Terorisme Masih Mengancam Indonesia


Pasca-tewasnya tokoh terorisme papan atas Dr. Azahari, Noordin M. Top, Syaifudin Zuhri, dan Syahrir ternyata aktivitas terorisme masih menggeliat. Ini ditandai dengan penggrebekan pusat latihan teroris di Aceh. Belum juga kontroversi penggerebekan teroris di Aceh mereda, Selasa (9/3) lalu, pihak kepolisian (Densus 88) tiba-tiba kembali melakukan penggrebekan, tepatnya di Warnet Multiplus, Pamulang, Tangerang. Dalam penggrebekan itu, Densus 88 berhasil menewaskan 3 orang teroris, satu di antaranya dipastikan adalah Dulmatin alias Joko Pitono yang merupakan gembong teroris yang dicari-cari oleh Pemerintah Amerika Serikat. Kematian Dulmatin ini bahkan dikonfirmasikan langsung oleh Presiden Yudhoyono di sela-sela pidatonya di Parlemen Australia pada Rabu kemarin (10/3).
Fenomena terorisme sejatinya bukanlah hal yang baru. Setidaknya, terorisme modern meningkat sejak dasawarsa 1970-an. Terorisme dan teror telah berkembang dalam sengketa ideologi, fanatisme agama, perjuangan kemerdekaan, pemberontakan, gerilya, bahkan juga oleh pemerintah sebagai cara dan sarana menegakkan kekuasaannya. Menurut Amien Rais, terorisme modern mengandung beberapa karakteristik, yaitu 1) ada maksimalisasi korban secara sangat mengerikan, 2) keinginan untuk mendapatkan liputan di media massa secara internasional secepat mungkin, 3) tidak pernah ada yang membuat klaim terhadap terorisme yang sudah dilakukan, 4) serangan terorisme itu tidak pernah bisa diduga karena sasarannya sama dengan luasnya seluruh permukaan bumi.
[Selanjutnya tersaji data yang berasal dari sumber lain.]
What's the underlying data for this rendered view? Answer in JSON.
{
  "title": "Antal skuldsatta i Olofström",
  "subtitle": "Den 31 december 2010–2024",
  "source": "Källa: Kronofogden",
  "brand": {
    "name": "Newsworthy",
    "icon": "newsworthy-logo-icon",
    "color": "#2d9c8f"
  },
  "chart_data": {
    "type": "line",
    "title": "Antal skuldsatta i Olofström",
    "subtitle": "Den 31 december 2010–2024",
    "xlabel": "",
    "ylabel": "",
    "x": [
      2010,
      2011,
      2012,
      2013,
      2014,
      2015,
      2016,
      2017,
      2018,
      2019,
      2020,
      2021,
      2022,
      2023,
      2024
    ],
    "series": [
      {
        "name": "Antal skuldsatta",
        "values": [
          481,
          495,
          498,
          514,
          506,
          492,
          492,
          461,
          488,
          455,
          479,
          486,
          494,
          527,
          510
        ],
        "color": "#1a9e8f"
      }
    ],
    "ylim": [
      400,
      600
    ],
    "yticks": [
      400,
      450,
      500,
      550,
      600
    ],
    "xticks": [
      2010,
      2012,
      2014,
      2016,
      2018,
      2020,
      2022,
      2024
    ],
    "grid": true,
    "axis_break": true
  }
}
Munculnya terorisme tak terlepas dari kecenderungan sejarah yang semakin menentang kolonialisme/liberalisme dan tumbuhnya gerakan-gerakan demokrasi serta HAM, di samping munculnya kebangkitan fundamentalis agama.
Terorisme yang terjadi di Indonesia pada dasawarsa terakhir ini tidak terlepas dari adanya kebangkitan fundamentalis Islam yang dimotori Jamaah Islamiyah (JI). Jamaah Islamiyah berarti "Kelompok Islam" atau "Masyarakat Islam". Menurut informasi intelijen, JI mendapat bantuan keuangan dari kelompok teroris lain seperti Abu Sayyaf dan al-Qaeda. JI dicurigai melakukan aksi pengeboman Bali 2002 pada tanggal 12 Oktober 2002. Dalam serangan ini, pelaku bom bunuh diri dari JI disebut-sebut menewaskan 202 orang dan melukai beberapa lainnya di sebuah nightclub. Setelah serangan ini, Departemen Luar Negeri Amerika Serikat menyatakan JI sebagai pelakunya dan menyatakannya sebagai Organisasi Teroris Asing. JI juga dicurigai melakukan pengeboman Zamboanga, pemboman Metro Manila, dan pemboman kedutaan Australia 2004 di Jakarta.
Aceh dan Tanzim Qhoidatul Jihad
Pada 2005 JI mengalami perpecahan. Sempalan JI diduga menjalin hubungan dan menjadi kepanjangan tangan jaringan teroris Al Qaeda di Asia Tenggara. Teroris Aceh yang digrebek Densus 88 Selasa kemarin patut diduga bukanlah pemain baru, mereka kelompok lama yang masih ada hubungan dengan kelompok Noordin M. Top dan Al Qaeda.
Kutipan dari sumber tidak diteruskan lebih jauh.